Madrid Again (again)

Well, I'm back.  After a great two weeks in the states and a really rough morning in preparation to leave, it is 9 am in Madrid and 2 am in Chicago.  I didn't sleep on the plane, even though I shared a row of 4 seats with one other guy.  I was able to relax, but not to get any actual sleep. 

I did manage to get a lot of work done on my sweater I'm making.  I had the back almost done but put it in my checked baggage because I didn't want to have to take scissors which would be necessary for the final parts of the shoulders involving fastening off and rejoining the yarn.  So, I worked on the front instead.  I got basically two-thirds of the way done.  I'd like to finish it soon, to see if I'd like to make another for gifts etc.  The first sweater I ever made turned out to be a bit of a disaster (the yarn was really gross, in retrospect, which didn't help with the sweater0.  I've also discovered how to make center pull yarn balls which are great for flying since my yarn basically stays put. 

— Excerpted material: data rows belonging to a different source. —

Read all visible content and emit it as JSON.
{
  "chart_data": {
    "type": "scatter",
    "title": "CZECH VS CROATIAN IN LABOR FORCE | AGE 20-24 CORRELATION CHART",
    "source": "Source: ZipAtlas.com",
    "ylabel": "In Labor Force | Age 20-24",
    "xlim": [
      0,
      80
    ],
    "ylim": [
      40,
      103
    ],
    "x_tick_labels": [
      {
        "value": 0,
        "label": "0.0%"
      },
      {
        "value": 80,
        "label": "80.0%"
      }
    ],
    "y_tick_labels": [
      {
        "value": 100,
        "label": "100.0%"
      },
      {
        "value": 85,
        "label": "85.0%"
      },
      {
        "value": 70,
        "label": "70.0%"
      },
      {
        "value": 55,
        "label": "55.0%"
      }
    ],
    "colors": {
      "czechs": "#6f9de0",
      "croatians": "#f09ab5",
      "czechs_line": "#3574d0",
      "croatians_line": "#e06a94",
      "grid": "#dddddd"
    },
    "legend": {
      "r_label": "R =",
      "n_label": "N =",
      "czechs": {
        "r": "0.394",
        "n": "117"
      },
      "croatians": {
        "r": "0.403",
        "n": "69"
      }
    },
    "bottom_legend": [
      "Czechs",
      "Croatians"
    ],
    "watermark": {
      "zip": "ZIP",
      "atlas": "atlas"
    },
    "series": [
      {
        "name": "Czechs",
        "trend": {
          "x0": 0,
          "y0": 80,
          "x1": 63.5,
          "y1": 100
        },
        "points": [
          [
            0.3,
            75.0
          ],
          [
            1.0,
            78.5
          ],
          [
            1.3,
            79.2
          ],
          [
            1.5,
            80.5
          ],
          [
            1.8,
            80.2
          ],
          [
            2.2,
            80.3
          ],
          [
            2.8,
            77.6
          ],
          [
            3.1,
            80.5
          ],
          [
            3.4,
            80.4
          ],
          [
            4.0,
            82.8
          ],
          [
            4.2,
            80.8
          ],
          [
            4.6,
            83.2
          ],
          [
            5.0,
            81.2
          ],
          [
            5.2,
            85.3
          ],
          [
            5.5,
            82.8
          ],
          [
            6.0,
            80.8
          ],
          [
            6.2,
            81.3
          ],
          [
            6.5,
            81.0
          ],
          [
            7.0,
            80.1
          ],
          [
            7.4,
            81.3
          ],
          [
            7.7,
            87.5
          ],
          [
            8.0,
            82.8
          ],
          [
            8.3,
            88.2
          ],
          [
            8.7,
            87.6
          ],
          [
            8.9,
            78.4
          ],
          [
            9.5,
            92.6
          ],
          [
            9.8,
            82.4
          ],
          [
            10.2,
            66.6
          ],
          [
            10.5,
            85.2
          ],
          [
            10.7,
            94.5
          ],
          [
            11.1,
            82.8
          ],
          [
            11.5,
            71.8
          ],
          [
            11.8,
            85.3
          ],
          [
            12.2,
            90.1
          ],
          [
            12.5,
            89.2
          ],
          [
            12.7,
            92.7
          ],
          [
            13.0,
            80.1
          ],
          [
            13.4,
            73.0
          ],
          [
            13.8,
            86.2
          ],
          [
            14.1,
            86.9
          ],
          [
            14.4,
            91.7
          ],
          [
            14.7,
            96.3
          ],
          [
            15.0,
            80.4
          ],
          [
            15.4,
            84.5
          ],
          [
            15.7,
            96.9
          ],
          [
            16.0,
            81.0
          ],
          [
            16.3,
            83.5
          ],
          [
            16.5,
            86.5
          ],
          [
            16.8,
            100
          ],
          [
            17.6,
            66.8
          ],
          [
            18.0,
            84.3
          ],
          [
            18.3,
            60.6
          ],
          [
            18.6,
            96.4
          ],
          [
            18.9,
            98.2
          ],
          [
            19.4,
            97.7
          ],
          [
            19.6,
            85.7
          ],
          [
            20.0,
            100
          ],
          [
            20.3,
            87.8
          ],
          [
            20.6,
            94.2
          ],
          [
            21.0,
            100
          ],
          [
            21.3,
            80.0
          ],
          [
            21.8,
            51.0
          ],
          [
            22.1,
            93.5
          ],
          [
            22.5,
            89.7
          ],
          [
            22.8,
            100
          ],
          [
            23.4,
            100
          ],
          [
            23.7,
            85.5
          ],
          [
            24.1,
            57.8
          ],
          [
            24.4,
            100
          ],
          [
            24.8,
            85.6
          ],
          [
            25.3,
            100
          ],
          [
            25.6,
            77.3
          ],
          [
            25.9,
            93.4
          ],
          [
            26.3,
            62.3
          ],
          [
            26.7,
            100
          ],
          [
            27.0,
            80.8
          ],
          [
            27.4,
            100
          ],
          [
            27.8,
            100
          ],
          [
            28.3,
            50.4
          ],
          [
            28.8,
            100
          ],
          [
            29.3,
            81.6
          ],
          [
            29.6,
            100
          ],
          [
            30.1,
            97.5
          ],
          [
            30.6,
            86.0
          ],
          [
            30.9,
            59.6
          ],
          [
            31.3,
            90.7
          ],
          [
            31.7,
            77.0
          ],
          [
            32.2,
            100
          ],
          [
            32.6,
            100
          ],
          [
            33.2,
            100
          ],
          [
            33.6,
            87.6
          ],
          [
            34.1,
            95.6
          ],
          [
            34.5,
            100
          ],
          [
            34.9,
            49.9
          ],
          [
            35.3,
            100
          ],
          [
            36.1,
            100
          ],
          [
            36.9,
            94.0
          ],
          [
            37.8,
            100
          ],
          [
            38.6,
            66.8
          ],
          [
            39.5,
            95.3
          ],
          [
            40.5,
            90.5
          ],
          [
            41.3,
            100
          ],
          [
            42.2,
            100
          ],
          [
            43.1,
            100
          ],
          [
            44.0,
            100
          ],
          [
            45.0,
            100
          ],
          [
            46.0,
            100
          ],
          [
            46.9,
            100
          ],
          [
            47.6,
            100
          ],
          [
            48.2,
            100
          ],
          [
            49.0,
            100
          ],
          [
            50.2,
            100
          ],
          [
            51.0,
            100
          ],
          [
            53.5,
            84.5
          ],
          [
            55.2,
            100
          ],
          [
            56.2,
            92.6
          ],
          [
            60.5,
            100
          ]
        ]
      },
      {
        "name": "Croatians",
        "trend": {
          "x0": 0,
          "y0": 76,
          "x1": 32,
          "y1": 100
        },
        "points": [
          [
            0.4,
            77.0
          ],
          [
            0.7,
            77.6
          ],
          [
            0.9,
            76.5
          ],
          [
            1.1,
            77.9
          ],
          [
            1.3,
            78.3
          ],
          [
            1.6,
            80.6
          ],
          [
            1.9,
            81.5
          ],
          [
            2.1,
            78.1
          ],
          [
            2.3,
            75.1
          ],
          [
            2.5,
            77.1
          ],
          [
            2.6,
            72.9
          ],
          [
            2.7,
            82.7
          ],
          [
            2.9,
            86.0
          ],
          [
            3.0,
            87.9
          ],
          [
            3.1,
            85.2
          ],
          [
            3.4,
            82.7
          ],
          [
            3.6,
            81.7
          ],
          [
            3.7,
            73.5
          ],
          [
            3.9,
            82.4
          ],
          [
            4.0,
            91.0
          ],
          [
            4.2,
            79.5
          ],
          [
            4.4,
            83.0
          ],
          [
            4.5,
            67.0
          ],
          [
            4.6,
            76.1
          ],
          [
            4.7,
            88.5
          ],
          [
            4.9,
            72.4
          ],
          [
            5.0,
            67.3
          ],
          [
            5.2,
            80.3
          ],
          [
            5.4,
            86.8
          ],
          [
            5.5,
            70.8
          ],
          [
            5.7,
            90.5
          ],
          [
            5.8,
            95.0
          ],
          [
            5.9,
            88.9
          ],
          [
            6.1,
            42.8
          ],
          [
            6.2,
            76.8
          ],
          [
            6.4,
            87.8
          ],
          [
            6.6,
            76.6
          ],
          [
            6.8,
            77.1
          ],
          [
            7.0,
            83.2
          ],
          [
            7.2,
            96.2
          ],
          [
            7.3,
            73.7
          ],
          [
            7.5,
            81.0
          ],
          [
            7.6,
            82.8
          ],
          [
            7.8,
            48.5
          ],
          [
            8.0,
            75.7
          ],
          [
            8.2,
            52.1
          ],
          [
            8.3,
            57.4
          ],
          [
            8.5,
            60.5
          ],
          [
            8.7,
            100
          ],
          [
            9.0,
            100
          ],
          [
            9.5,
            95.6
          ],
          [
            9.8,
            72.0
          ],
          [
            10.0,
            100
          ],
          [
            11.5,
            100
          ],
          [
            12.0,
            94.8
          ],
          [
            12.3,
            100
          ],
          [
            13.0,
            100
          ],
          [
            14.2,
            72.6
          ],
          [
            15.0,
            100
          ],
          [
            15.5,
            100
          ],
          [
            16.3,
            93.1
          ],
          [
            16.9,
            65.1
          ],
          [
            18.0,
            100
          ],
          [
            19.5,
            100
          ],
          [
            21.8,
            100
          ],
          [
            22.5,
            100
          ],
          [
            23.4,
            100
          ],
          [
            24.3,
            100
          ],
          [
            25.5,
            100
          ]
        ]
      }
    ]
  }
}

I also listened to a couple of podcasts on the flight and started a movie on my computer when they started the second movie on the plane.  Normally, the second movie on Iberia flights is awful (usually gross nature documentaries with sharks tearing each other apart), but today it was Harry Potter and the Deathly Hallows Part II.  Which I had not yet seen since they only showed it in the dubbed theatres here.  So it was an okay flight.  I actually wasn't feeling too exhausted 'til I sat down now.  Fortunately, my flight is about an hour and a half earlier than normal, cutting my normal 4+ hour layover to less than 2 (especially since our flight landed late today).  Unfortunately, I will almost certainly miss the bus from Bilbao to Donostia immediately after my flight - unless a miracle occurs, which I'm not counting on.  If I miss it, I'll just hang out at the cafe in the airport 'til the next one comes an hour later.

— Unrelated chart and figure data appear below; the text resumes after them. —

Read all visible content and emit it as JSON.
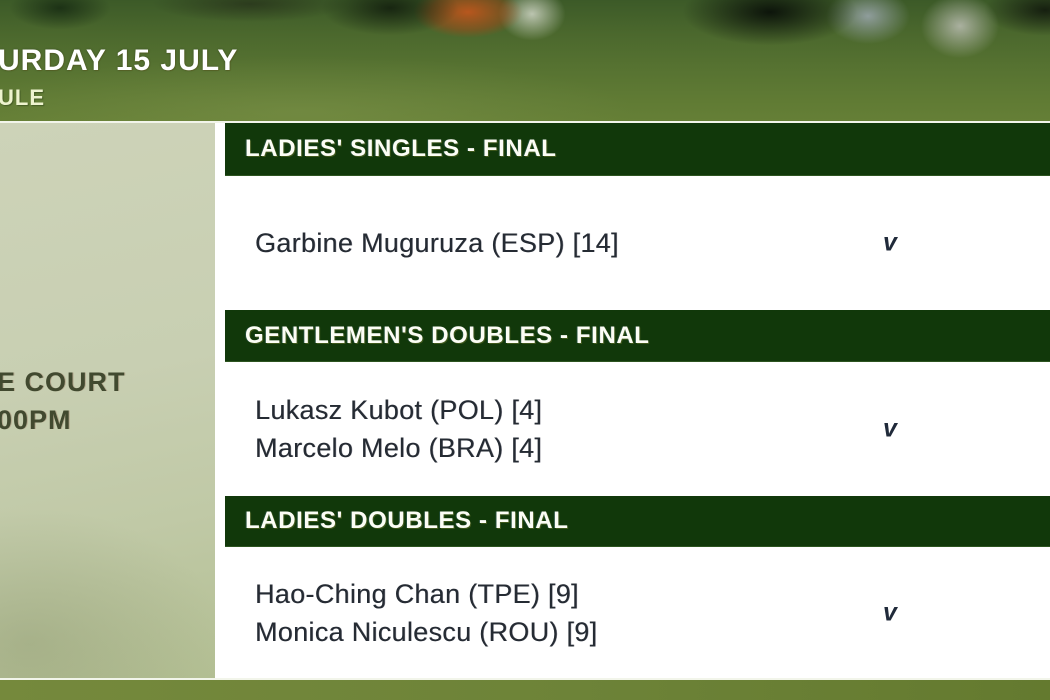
{
  "header": {
    "date_title": "URDAY 15 JULY",
    "subtitle": "ULE"
  },
  "court_panel": {
    "court_name": "E COURT",
    "start_time": "00PM"
  },
  "schedule": {
    "matches": [
      {
        "section": "LADIES' SINGLES - FINAL",
        "players": [
          "Garbine Muguruza (ESP) [14]"
        ],
        "versus": "v"
      },
      {
        "section": "GENTLEMEN'S DOUBLES - FINAL",
        "players": [
          "Lukasz Kubot (POL) [4]",
          "Marcelo Melo (BRA) [4]"
        ],
        "versus": "v"
      },
      {
        "section": "LADIES' DOUBLES - FINAL",
        "players": [
          "Hao-Ching Chan (TPE) [9]",
          "Monica Niculescu (ROU) [9]"
        ],
        "versus": "v"
      }
    ]
  },
  "colors": {
    "section_bar_green": "#11380a",
    "bottom_bar_olive": "#6d8338",
    "court_panel_green": "#c6cdae",
    "player_text": "#252b33",
    "subtitle_cream": "#eef3cf"
  }
}
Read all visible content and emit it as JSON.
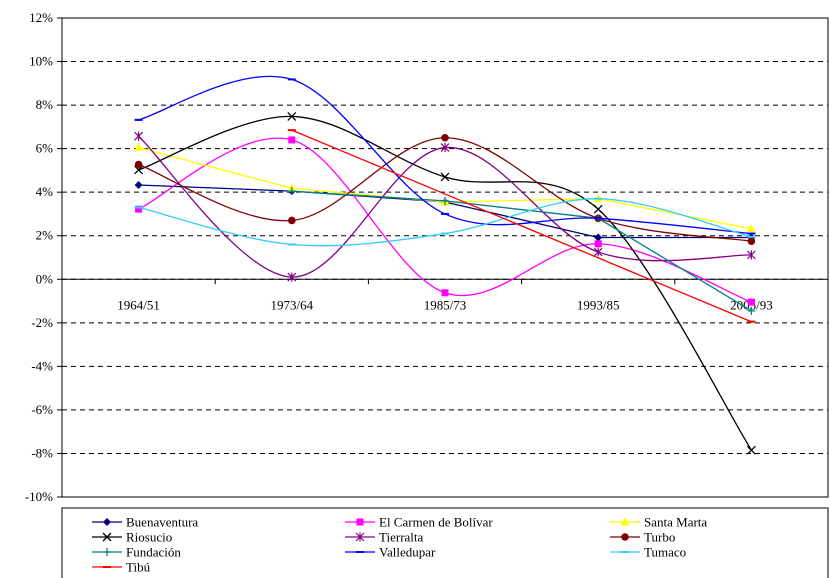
{
  "chart_data": {
    "type": "line",
    "categories": [
      "1964/51",
      "1973/64",
      "1985/73",
      "1993/85",
      "2005/93"
    ],
    "ylim": [
      -0.1,
      0.12
    ],
    "yticks": [
      -0.1,
      -0.08,
      -0.06,
      -0.04,
      -0.02,
      0.0,
      0.02,
      0.04,
      0.06,
      0.08,
      0.1,
      0.12
    ],
    "ytick_labels": [
      "-10%",
      "-8%",
      "-6%",
      "-4%",
      "-2%",
      "0%",
      "2%",
      "4%",
      "6%",
      "8%",
      "10%",
      "12%"
    ],
    "grid": "dashed horizontal",
    "legend_position": "bottom",
    "series": [
      {
        "name": "Buenaventura",
        "color": "#000080",
        "marker": "diamond",
        "smooth": false,
        "values": [
          0.0433,
          0.0405,
          0.0355,
          0.0192,
          0.0192
        ]
      },
      {
        "name": "El Carmen de Bolívar",
        "color": "#FF00FF",
        "marker": "square",
        "smooth": true,
        "values": [
          0.0322,
          0.064,
          -0.0062,
          0.0163,
          -0.0105
        ]
      },
      {
        "name": "Santa Marta",
        "color": "#FFFF00",
        "marker": "triangle",
        "smooth": false,
        "values": [
          0.0605,
          0.0418,
          0.0355,
          0.037,
          0.0232
        ]
      },
      {
        "name": "Riosucio",
        "color": "#000000",
        "marker": "x",
        "smooth": true,
        "values": [
          0.0502,
          0.0748,
          0.047,
          0.0322,
          -0.0785
        ]
      },
      {
        "name": "Tierralta",
        "color": "#800080",
        "marker": "star",
        "smooth": true,
        "values": [
          0.0657,
          0.001,
          0.0605,
          0.0125,
          0.0112
        ]
      },
      {
        "name": "Turbo",
        "color": "#800000",
        "marker": "circle",
        "smooth": true,
        "values": [
          0.0527,
          0.027,
          0.065,
          0.028,
          0.0175
        ]
      },
      {
        "name": "Fundación",
        "color": "#008080",
        "marker": "plus",
        "smooth": false,
        "values": [
          null,
          0.0405,
          0.036,
          0.028,
          -0.0145
        ]
      },
      {
        "name": "Valledupar",
        "color": "#0000FF",
        "marker": "dash",
        "smooth": true,
        "values": [
          0.0732,
          0.0918,
          0.03,
          0.028,
          0.021
        ]
      },
      {
        "name": "Tumaco",
        "color": "#33CCFF",
        "marker": "dash",
        "smooth": true,
        "values": [
          0.033,
          0.016,
          0.021,
          0.037,
          0.0195
        ]
      },
      {
        "name": "Tibú",
        "color": "#FF0000",
        "marker": "dash",
        "smooth": false,
        "values": [
          null,
          0.0685,
          null,
          null,
          -0.0195
        ]
      }
    ]
  }
}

I was sort of smug before leaving about how brave I would be about coming back this time.  That was, apparently, a huge lie.  I was a big baby.  For the past few days I've been weepy on and off at the thought of coming back. Then yesterday, I started in giant baby mode for real.  Today, all bets were off.  I woke up crying and basically didn't stop until I was boarding my plane.  This is a small exaggeration, but only a small one.  Here are the facts, though:  I love my husband.  I love living in the same place as him.  Living an ocean apart doesn't get easier.  It gets harder.  I am mostly okay and not weepy about it, but it doesn't make it easier.  I know it's temporary and some day I will be living in the same house (or at least on the same continent) as him.  But.  This will happen much more quickly if I get a job on the terrible, horrible, no-good, very-bad academic market this year.  About half of my applications are in, with the rest on my agenda for this week.  I'm starting to feel like I MUST, MUST get a job this year.  Therefore, I need all of the prayers, thoughts, rain dances, good vibes sending possible for the next few months.  I have a trip to the US booked in March, and I'm hoping and praying that I have an interview or two to attend then.  I would love to come back to walk at graduation next June and be able to stay home.  Or at least not come back to Spain.  So, whenever you have a few minutes, good thoughts and prayers are greatly, greatly, greatly appreciated.

On the plus side of coming back, I've had more Hilarious Interactions with Americans.  The most recent one occurring on the train today between terminals in the airport.  This marks the second consecutive time I've been in the Madrid airport and had both my Spanish and English skills complimented within 5 minutes of each other.  After giving them directions, the American family behind me commented that my English was "almost perfect!"  I wonder if the "almost" was due to jet lag on either of our parts.